Вот уже несколько месяцев Итало ничего не делал – только учил немецкий язык да упивался клавираусцугами «Тристана» и «Валькирии». Когда он вставал из-за рояля, у него кружилась голова, в теле ощущалась тяжесть, как после изнурительной любовной ночи, а под глазами лежали темные круги.
Совсем по-иному действовала на его отца какая-нибудь мелодия Верди! Сенатору довольно было просвистать ее про себя, и глаза у него сразу прояснялись, каждый мускул наливался бодрым, воинственным духом.
Из-за страсти к Вагнеру Итало за последние недели, не сознаваясь в том перед самим собою, охладел к Бьянке! Если раньше он урывал каждую минуту, чтобы побыть с нею, то теперь он все свое время с полудня до вечера проводил на Пьяцце. Вагнер частенько заглядывал там в то или другое кафе.
Еще сегодня в кафе Лавены можно видеть памятную доску, вещающую о том, что композитор провел здесь немало часов в беседах, в раздумье, даже за работой.
С замиранием сердца, точно робкий юноша, патрулирующий часами перекресток, чтоб на миг узреть, как пройдет здесь его богиня, Итало по сто раз пересекал площадь. И когда, бывало, ему улыбнется счастье и Вагнер медленно, с растерянным лицом, оживленно сам с собою разговаривая, зайдет в кафе, Итало провожал его на расстоянии и через несколько минут, как будто бы случайно, заходил туда же. Потом, приняв невинный вид, он неожиданно узнавал композитора, срывал шляпу с головы, густо краснел, кланялся преувеличенно низко и пробирался к не слишком отдаленному столику.
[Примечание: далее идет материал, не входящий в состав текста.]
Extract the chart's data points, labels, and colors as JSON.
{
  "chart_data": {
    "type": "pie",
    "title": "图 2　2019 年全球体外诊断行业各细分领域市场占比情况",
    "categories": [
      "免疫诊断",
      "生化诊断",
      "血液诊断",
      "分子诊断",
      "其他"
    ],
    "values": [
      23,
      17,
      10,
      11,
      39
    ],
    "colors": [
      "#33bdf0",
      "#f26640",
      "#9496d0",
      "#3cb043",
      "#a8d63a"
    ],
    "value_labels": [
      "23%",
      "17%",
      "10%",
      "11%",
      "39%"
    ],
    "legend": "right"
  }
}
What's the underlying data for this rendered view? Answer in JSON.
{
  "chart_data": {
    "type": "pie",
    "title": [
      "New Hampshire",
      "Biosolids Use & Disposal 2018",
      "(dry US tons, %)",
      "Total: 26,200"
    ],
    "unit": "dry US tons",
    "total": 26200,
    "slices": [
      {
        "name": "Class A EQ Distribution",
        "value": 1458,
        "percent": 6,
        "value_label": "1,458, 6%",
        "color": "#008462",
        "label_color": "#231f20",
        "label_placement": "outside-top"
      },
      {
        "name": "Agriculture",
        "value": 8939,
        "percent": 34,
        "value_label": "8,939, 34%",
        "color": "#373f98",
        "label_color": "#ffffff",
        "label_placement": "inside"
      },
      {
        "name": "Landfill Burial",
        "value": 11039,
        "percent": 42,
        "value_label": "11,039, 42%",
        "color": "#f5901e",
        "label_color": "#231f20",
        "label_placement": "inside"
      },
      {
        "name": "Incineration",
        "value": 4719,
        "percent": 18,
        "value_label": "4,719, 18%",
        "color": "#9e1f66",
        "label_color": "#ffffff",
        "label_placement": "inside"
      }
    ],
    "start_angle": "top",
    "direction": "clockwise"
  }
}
Иногда Вагнер подзывал к себе красивого юношу, на лице которого теперь не оставалось и тени его обычной кокетливой самоуверенности. Спрашивал его о том о сем. Итало пробовал отвечать по-немецки, но в злом заклятии едва лепетал односложные слова, хоть каждый взгляд его метал огонь преданного почитания. Его отпускали приветливым кивком головы, и он тихо удалялся, изнемогая от счастья и тоски. Рихард Вагнер питал слабость к итальянскому темпераменту. Ничто так не льстило композитору, как то глубокое впечатление, которое к этому времени начинали производить его оперы на элиту древнего музыкального народа.
Неудивительно, что вся ревность Бьянки сосредоточилась на Вагнере.
Однажды утром – прошло более двух недель с того исторического концерта в Ла Фениче и краткого наезда маэстро Джузеппе Верди в Венецию – Итало сидел у своей любовницы. Бьянка лежала, ей сегодня нездоровилось. Итало держал ее за руку, а у самого дергались колени – обычный для него знак нетерпения.
– Сегодня с двенадцати до четырех он дома. А потом ему нужно на совещание. Ты будешь со мною, мой Итало!